Obviously, the celebration of “Christmas” was way off in the future. His birth would be globally observed, but not then. On his birthday, Jesus’ parents weren’t celebrating with brightly wrapped gifts and the grandparents may not have been able to visit. Why? Because Mary and Joseph were not in their Nazareth home to be surrounded by adoring family. They were hiding in Egypt and striving mightily to keep him alive.

From Mathew 1:13

“Take the child and his mother and escape to Egypt. Stay there until I tell you, for Herod is going to search for the child to kill him”


Is there anything better than a house full of family on Christmas? Anything more enriching than a house full of love and holiday warmth? But for the first few years our little messianic family were probably separated from their family.

Can you imagine them huddled together; loving, caring and alone. 

I think Darlene was right, nobody wants to be alone on Christmas.

Merry Christmas

There’s No Place Like Home!

Day Three: The Twelve Days of Christmas


The Wizard of Oz is one of my favorite movies. I’m guessing you’ve either seen or heard of it. The film has an iconic phrase that Dorothy, the main character, repeated three times so she could get back to her family in Kansas: 

“There’s No Place Like Home”


In 1958 my Air Force father received orders for England, so off we went. I was just a toddler and don’t remember much. But what I do remember is how excited we were when it was time to go back. Why? Because:

“There’s no place like home.”


Nazareth was Mary and Joseph’s ancestral home and it would be home for Jesus too, but not in the beginning. It would take a couple of years to get there. We know that he wasn’t born there, but in the small village of Bethlehem. Not long after his birth they escaped to Egypt to flee from King Herod’s intent to murder their infant son, the new King of Kings. 
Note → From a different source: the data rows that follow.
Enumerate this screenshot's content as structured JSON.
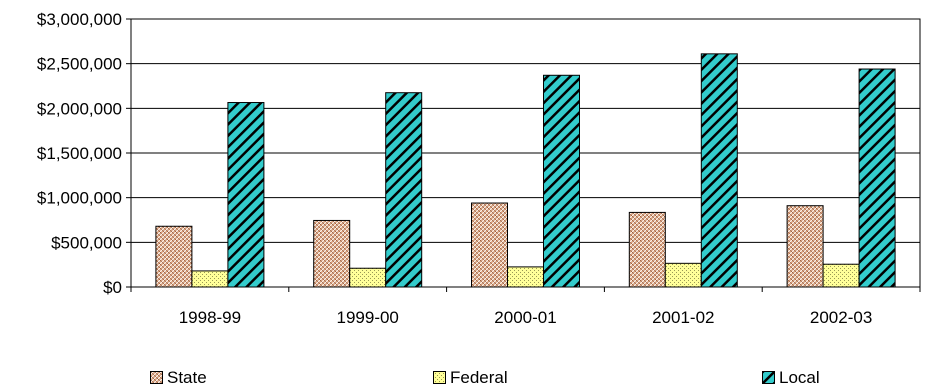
{
  "chart_data": {
    "type": "bar",
    "categories": [
      "1998-99",
      "1999-00",
      "2000-01",
      "2001-02",
      "2002-03"
    ],
    "series": [
      {
        "name": "State",
        "values": [
          680000,
          745000,
          940000,
          835000,
          910000
        ],
        "color": "#e8b896",
        "pattern": "weave"
      },
      {
        "name": "Federal",
        "values": [
          180000,
          210000,
          225000,
          265000,
          255000
        ],
        "color": "#ffff99",
        "pattern": "dots"
      },
      {
        "name": "Local",
        "values": [
          2065000,
          2175000,
          2370000,
          2610000,
          2440000
        ],
        "color": "#33cccc",
        "pattern": "diagonal"
      }
    ],
    "yticks": [
      "$0",
      "$500,000",
      "$1,000,000",
      "$1,500,000",
      "$2,000,000",
      "$2,500,000",
      "$3,000,000"
    ],
    "ylim": [
      0,
      3000000
    ],
    "grid": true,
    "legend_position": "bottom"
  }
}
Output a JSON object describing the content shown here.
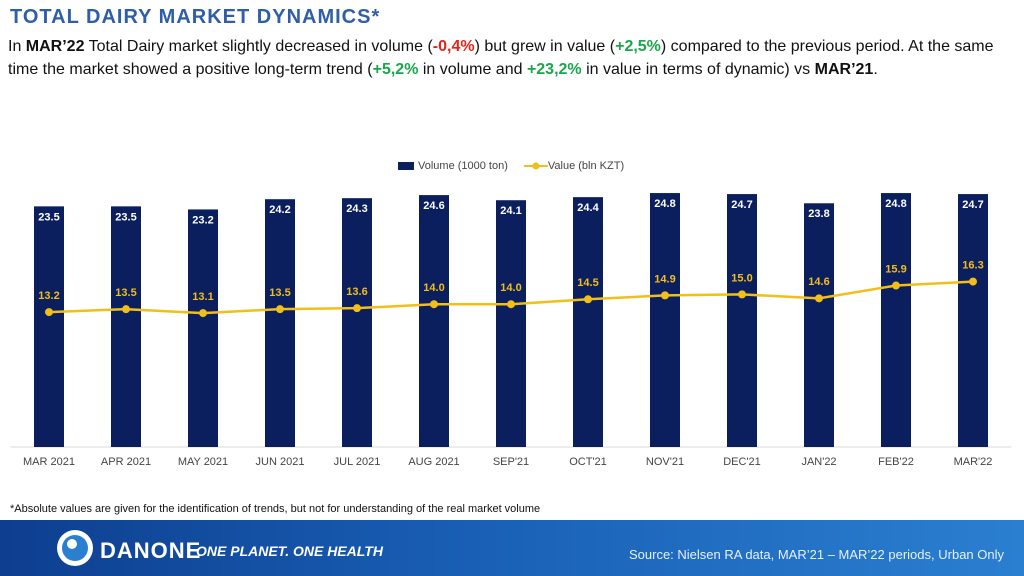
{
  "header": {
    "title": "TOTAL DAIRY MARKET DYNAMICS*",
    "intro": [
      "In ",
      "MAR’22",
      " Total Dairy market slightly decreased in volume (",
      "-0,4%",
      ") but grew in value (",
      "+2,5%",
      ") compared to the previous period. At the same time the market showed a positive long-term trend (",
      "+5,2%",
      " in volume and ",
      "+23,2%",
      " in value in terms of dynamic) vs ",
      "MAR’21",
      "."
    ]
  },
  "chart_data": {
    "type": "bar-line",
    "categories": [
      "MAR 2021",
      "APR 2021",
      "MAY 2021",
      "JUN 2021",
      "JUL 2021",
      "AUG 2021",
      "SEP'21",
      "OCT'21",
      "NOV'21",
      "DEC'21",
      "JAN'22",
      "FEB'22",
      "MAR'22"
    ],
    "series": [
      {
        "name": "Volume (1000 ton)",
        "type": "bar",
        "color": "#0b1f5e",
        "values": [
          23.5,
          23.5,
          23.2,
          24.2,
          24.3,
          24.6,
          24.1,
          24.4,
          24.8,
          24.7,
          23.8,
          24.8,
          24.7
        ],
        "value_labels": [
          "23.5",
          "23.5",
          "23.2",
          "24.2",
          "24.3",
          "24.6",
          "24.1",
          "24.4",
          "24.8",
          "24.7",
          "23.8",
          "24.8",
          "24.7"
        ]
      },
      {
        "name": "Value (bln KZT)",
        "type": "line",
        "axis": "y2",
        "color": "#f2be1a",
        "values": [
          13.2,
          13.5,
          13.1,
          13.5,
          13.6,
          14.0,
          14.0,
          14.5,
          14.9,
          15.0,
          14.6,
          15.9,
          16.3
        ],
        "value_labels": [
          "13.2",
          "13.5",
          "13.1",
          "13.5",
          "13.6",
          "14.0",
          "14.0",
          "14.5",
          "14.9",
          "15.0",
          "14.6",
          "15.9",
          "16.3"
        ]
      }
    ],
    "ylim": [
      0,
      25
    ],
    "y2lim": [
      -0.5,
      25.5
    ],
    "legend": "top"
  },
  "footnote": "*Absolute values are given for the identification of trends, but not for understanding of the real market volume",
  "footer": {
    "brand": "DANONE",
    "slogan": "ONE PLANET. ONE HEALTH",
    "source": "Source: Nielsen RA data, MAR’21 – MAR’22 periods, Urban Only"
  }
}
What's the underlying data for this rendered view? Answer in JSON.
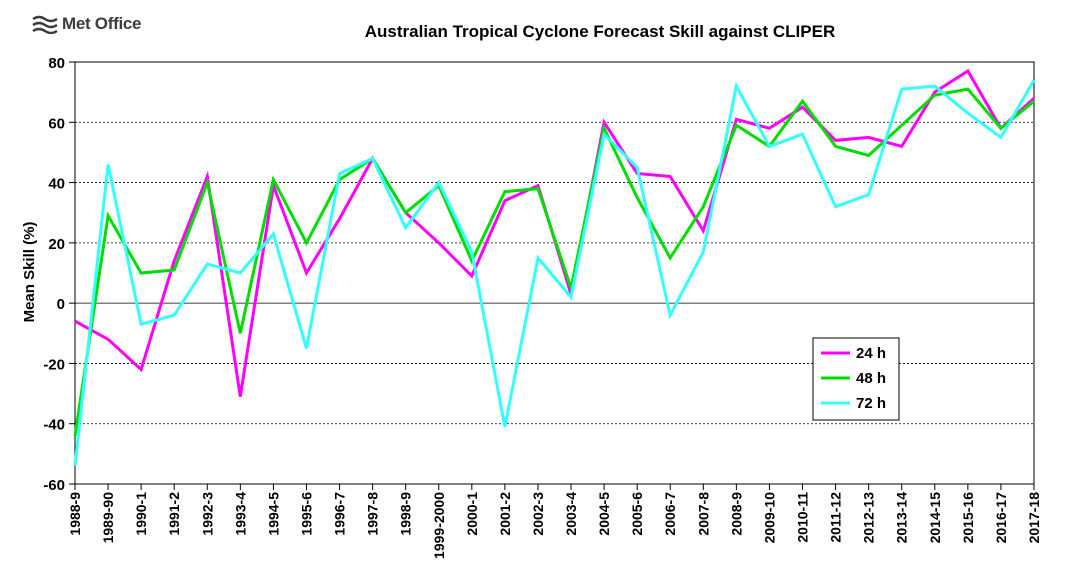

The strategy was to get out of Palestine and away from Herod’s clutches. But Egypt? I wonder how Joseph made a living? Did he speak Egyptian? Did they live off the treasures presented by the Magi? Was there a Jewish community, or a Synagogue? Could the grandparents visit? Hiding in Egypt must have been scary, difficult and lonely. But when it was safe, they returned to their family home in Nazareth, and so Jesus would be known as, “The Nazarene.”


The world needed him to die, to be sacrificed, but not as an infant and not in Egypt, Bethlehem, or Nazareth. At the right time it would happen in Jerusalem. But until then, Jesus was protected by two courageous people of faith who loved and cared for him.

Thank you Mary and Joseph.


At the right time Jesus died for us. He died because he came to die, he was born to die. In this holiday season we give thanks and praise for Emmanuel, our God who came near. For like Jesus in Egypt, this world is not our home.

Dorothy was right, “There’s no place like home.”